Greve dos enfermeiros com adesão de 75% nos Açores

Greve dos enfermeiros com adesão de 75% nos Açores

 

Lusa/AO online   Regional   24 de Set de 2014, 19:35

A adesão nos Açores à greve dos enfermeiros foi, em média, de 75% no primeiro dia da paralisação, revelou o Sindicato dos Enfermeiros Portugueses (SEP).

A adesão em todas as unidades do Serviço Regional de Saúde (SRS) dos Açores situou-se, ao longo de todos os turnos de hoje, nos 75%, disse Francisco Branco, da delegação açoriana do SEP.

Nos centros de saúde, a adesão situou-se nos 63% enquanto nos três hospitais que há nos Açores esse valor foi de 82%, acrescentou.

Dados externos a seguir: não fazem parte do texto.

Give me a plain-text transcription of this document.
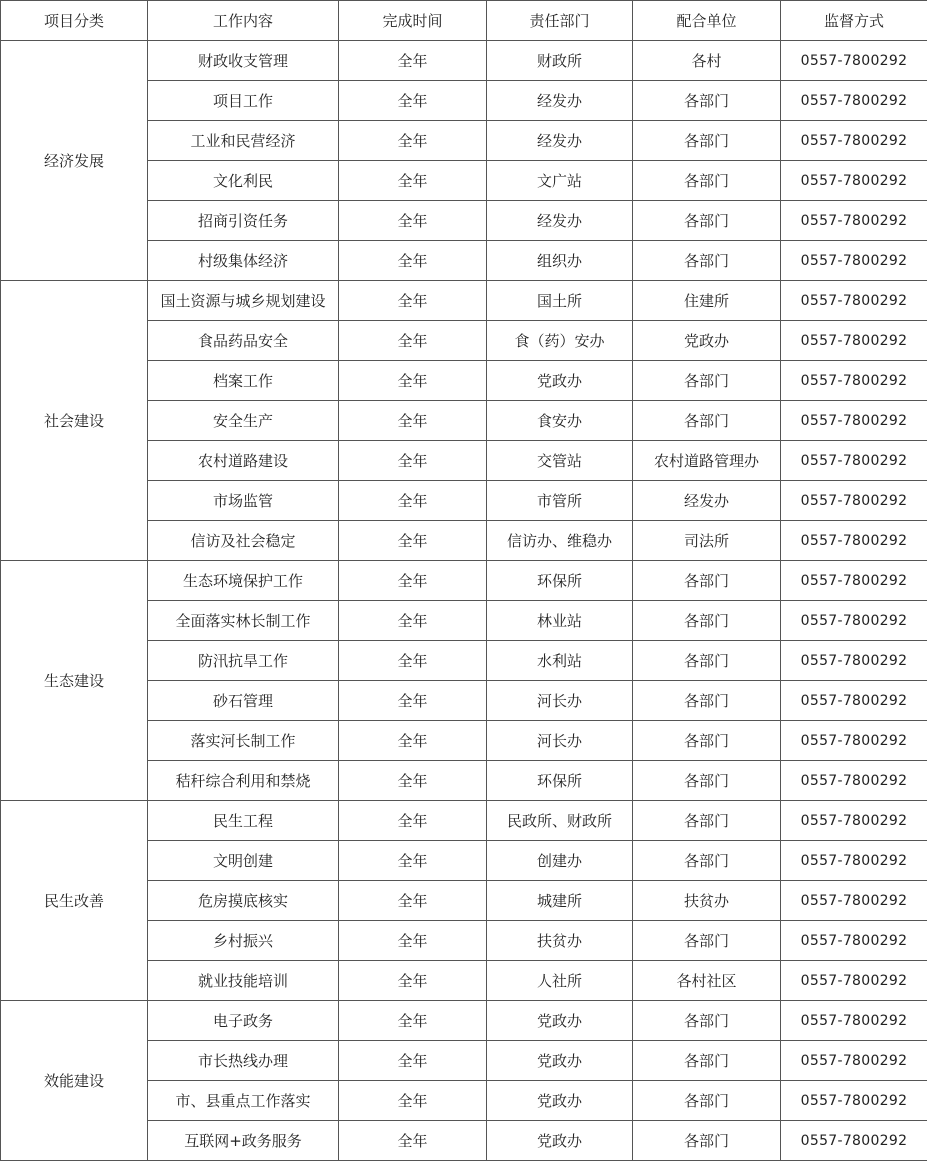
项目分类	工作内容	完成时间	责任部门	配合单位	监督方式
经济发展	财政收支管理	全年	财政所	各村	0557-7800292
	项目工作	全年	经发办	各部门	0557-7800292
	工业和民营经济	全年	经发办	各部门	0557-7800292
	文化利民	全年	文广站	各部门	0557-7800292
	招商引资任务	全年	经发办	各部门	0557-7800292
	村级集体经济	全年	组织办	各部门	0557-7800292
社会建设	国土资源与城乡规划建设	全年	国土所	住建所	0557-7800292
	食品药品安全	全年	食（药）安办	党政办	0557-7800292
	档案工作	全年	党政办	各部门	0557-7800292
	安全生产	全年	食安办	各部门	0557-7800292
	农村道路建设	全年	交管站	农村道路管理办	0557-7800292
	市场监管	全年	市管所	经发办	0557-7800292
	信访及社会稳定	全年	信访办、维稳办	司法所	0557-7800292
生态建设	生态环境保护工作	全年	环保所	各部门	0557-7800292
	全面落实林长制工作	全年	林业站	各部门	0557-7800292
	防汛抗旱工作	全年	水利站	各部门	0557-7800292
	砂石管理	全年	河长办	各部门	0557-7800292
	落实河长制工作	全年	河长办	各部门	0557-7800292
	秸秆综合利用和禁烧	全年	环保所	各部门	0557-7800292
民生改善	民生工程	全年	民政所、财政所	各部门	0557-7800292
	文明创建	全年	创建办	各部门	0557-7800292
	危房摸底核实	全年	城建所	扶贫办	0557-7800292
	乡村振兴	全年	扶贫办	各部门	0557-7800292
	就业技能培训	全年	人社所	各村社区	0557-7800292
效能建设	电子政务	全年	党政办	各部门	0557-7800292
	市长热线办理	全年	党政办	各部门	0557-7800292
	市、县重点工作落实	全年	党政办	各部门	0557-7800292
	互联网+政务服务	全年	党政办	各部门	0557-7800292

Francisco Branco congratulou-se com estes níveis de adesão à paralisação na Região Autónoma dos Açores, sublinhando que "mais de dois terços" dos enfermeiros do SRS se identificam com as reivindicações que levaram à convocatória da greve.

O dirigente do SEP afirmou que a situação dos enfermeiros nos Açores tem "algumas diferenças" em relação ao continente.

Uma delas, explicou, é "pela positiva", uma vez que a "exaustão" e o "trabalho acumulado" de que se queixam os enfermeiros no continente existe "em menor escala" nos Açores, onde "a carência" de recursos humanos "não tem o mesmo nível".

No entanto, há duas questões nos Açores que se somam ao descontentamento nacional, disse Francisco Branco, apontando a questão das 35 horas.

Nos Açores, ao contrário de todos os restantes funcionários da administração regional e local, os enfermeiros continuam a fazer 40 horas de horário semanal, havendo um "sentimento de desrespeito pela classe" e de "discriminação" que não existe no continente, afirmou.

Por outro lado, os enfermeiros do SRS continuam a reivindicar retroativos referentes ao período entre 2009 e 2011 por causa da alteração do tempo de serviço.

Essa alteração ocorreu em 2009 para a generalidade da função pública açoriana, mas só foi aplicada aos enfermeiros em 2011, "por questões de negociação de carreira", explicou Francisco Branco.

No caso das 40 horas, os enfermeiros recusam aceitar o banco de horas que foi adotado na administração regional, por acordo entre o Governo dos Açores, as autarquias e os sindicatos, e que permitiu o regresso do horário semanal de 35 horas.

Os enfermeiros portugueses estão a cumprir hoje o primeiro de dois dias de greve nacional contra a “grave carência” de profissionais nas unidades públicas de saúde e pela dignificação da profissão e da carreira de enfermagem.